You could argue that such reasoning is circular because we define the conditional expectation to satisfy (*), but that's doesn't seem true, as we have conditional expectations for any random variable in $L^1$, and moreover there have been many eloquent posts on this website explaining how the $L^1$ definition can be intuitively interpreted in terms of the measurability capturing the information contained in $\mathcal{G}$, etc. I would greatly appreciate it if someone could clear up my confusion.

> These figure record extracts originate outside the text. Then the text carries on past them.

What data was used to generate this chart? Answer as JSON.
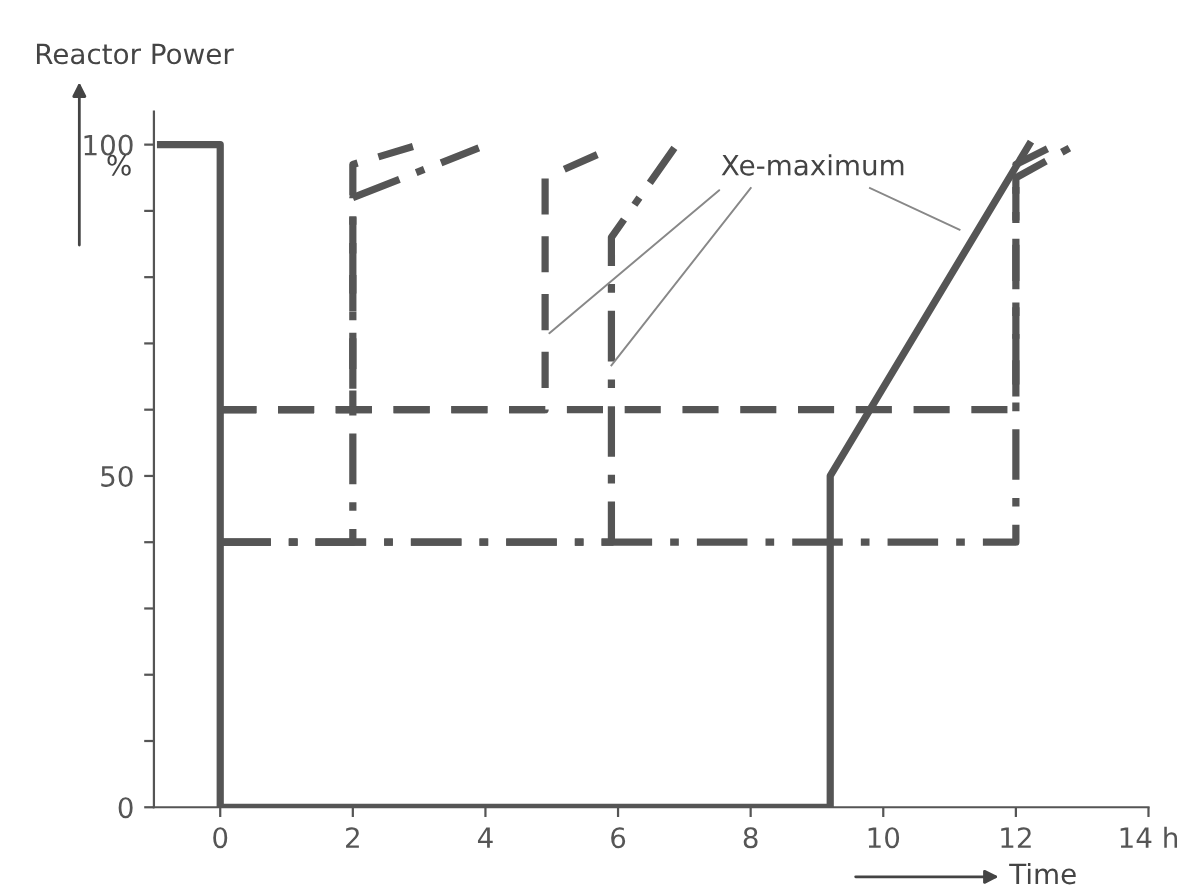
{
  "chart_data": {
    "type": "line",
    "ylabel": "Reactor Power",
    "xlabel": "Time",
    "annotations": [
      "%",
      {
        "text": "Xe-maximum",
        "x": 4.9,
        "y": 71
      }
    ],
    "xlim": [
      -1,
      14
    ],
    "ylim": [
      0,
      105
    ],
    "xticks": [
      0,
      2,
      4,
      6,
      8,
      10,
      12,
      {
        "value": 14,
        "label": "14 h"
      }
    ],
    "yticks": [
      0,
      {
        "value": 10,
        "label": null
      },
      {
        "value": 20,
        "label": null
      },
      {
        "value": 30,
        "label": null
      },
      {
        "value": 40,
        "label": null
      },
      50,
      {
        "value": 60,
        "label": null
      },
      {
        "value": 70,
        "label": null
      },
      {
        "value": 80,
        "label": null
      },
      {
        "value": 90,
        "label": null
      },
      100
    ],
    "grid": false,
    "legend": false,
    "marker": "none",
    "series": [
      {
        "color": "#555555",
        "line_style": "solid",
        "x": [
          -0.9,
          0,
          0,
          9.2,
          9.2,
          12.2
        ],
        "values": [
          100,
          100,
          0,
          0,
          50,
          100
        ]
      },
      {
        "color": "#555555",
        "line_style": "dashed",
        "x": [
          0,
          2,
          2,
          3
        ],
        "values": [
          60,
          60,
          97,
          100
        ]
      },
      {
        "color": "#555555",
        "line_style": "dashed",
        "x": [
          0,
          4.9,
          4.9,
          5.8
        ],
        "values": [
          60,
          60,
          95,
          99
        ]
      },
      {
        "color": "#555555",
        "line_style": "dashed",
        "x": [
          0,
          12,
          12,
          12.6
        ],
        "values": [
          60,
          60,
          97,
          100
        ]
      },
      {
        "color": "#555555",
        "line_style": "dashdot",
        "x": [
          0,
          2,
          2,
          3.9
        ],
        "values": [
          40,
          40,
          92,
          99.5
        ]
      },
      {
        "color": "#555555",
        "line_style": "dashdot",
        "x": [
          0,
          5.9,
          5.9,
          6.85
        ],
        "values": [
          40,
          40,
          86,
          99.5
        ]
      },
      {
        "color": "#555555",
        "line_style": "dashdot",
        "x": [
          0,
          12,
          12,
          12.9
        ],
        "values": [
          40,
          40,
          95,
          100
        ]
      }
    ]
  }
}
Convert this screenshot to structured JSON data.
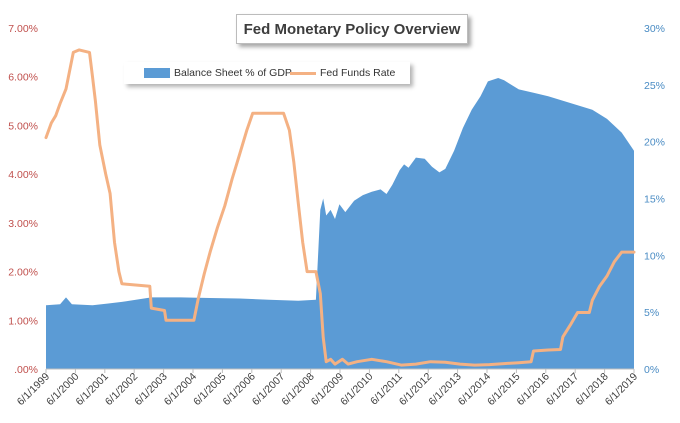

When considering a loss function you also need to consider the finite-sample convergence properties, variance, and existence of the conditional mean.

For example:

If the data are heavy tailed then the sample mean can swing rapidly until $n$ is large — or the mean may not exist (e.g. Cauchy error terms). You may then opt for a more robust loss function (e.g., https://en.m.wikipedia.org/wiki/Huber_loss)

Another example is when the impact of errors is not symmetric — you may want it to be a little biased based on economic considerations (asymmetric loss).

In the end — you need to get the best decisions from your algo given the quantity and quality of the data you have — quadratic loss or MSE may not be the best choice then.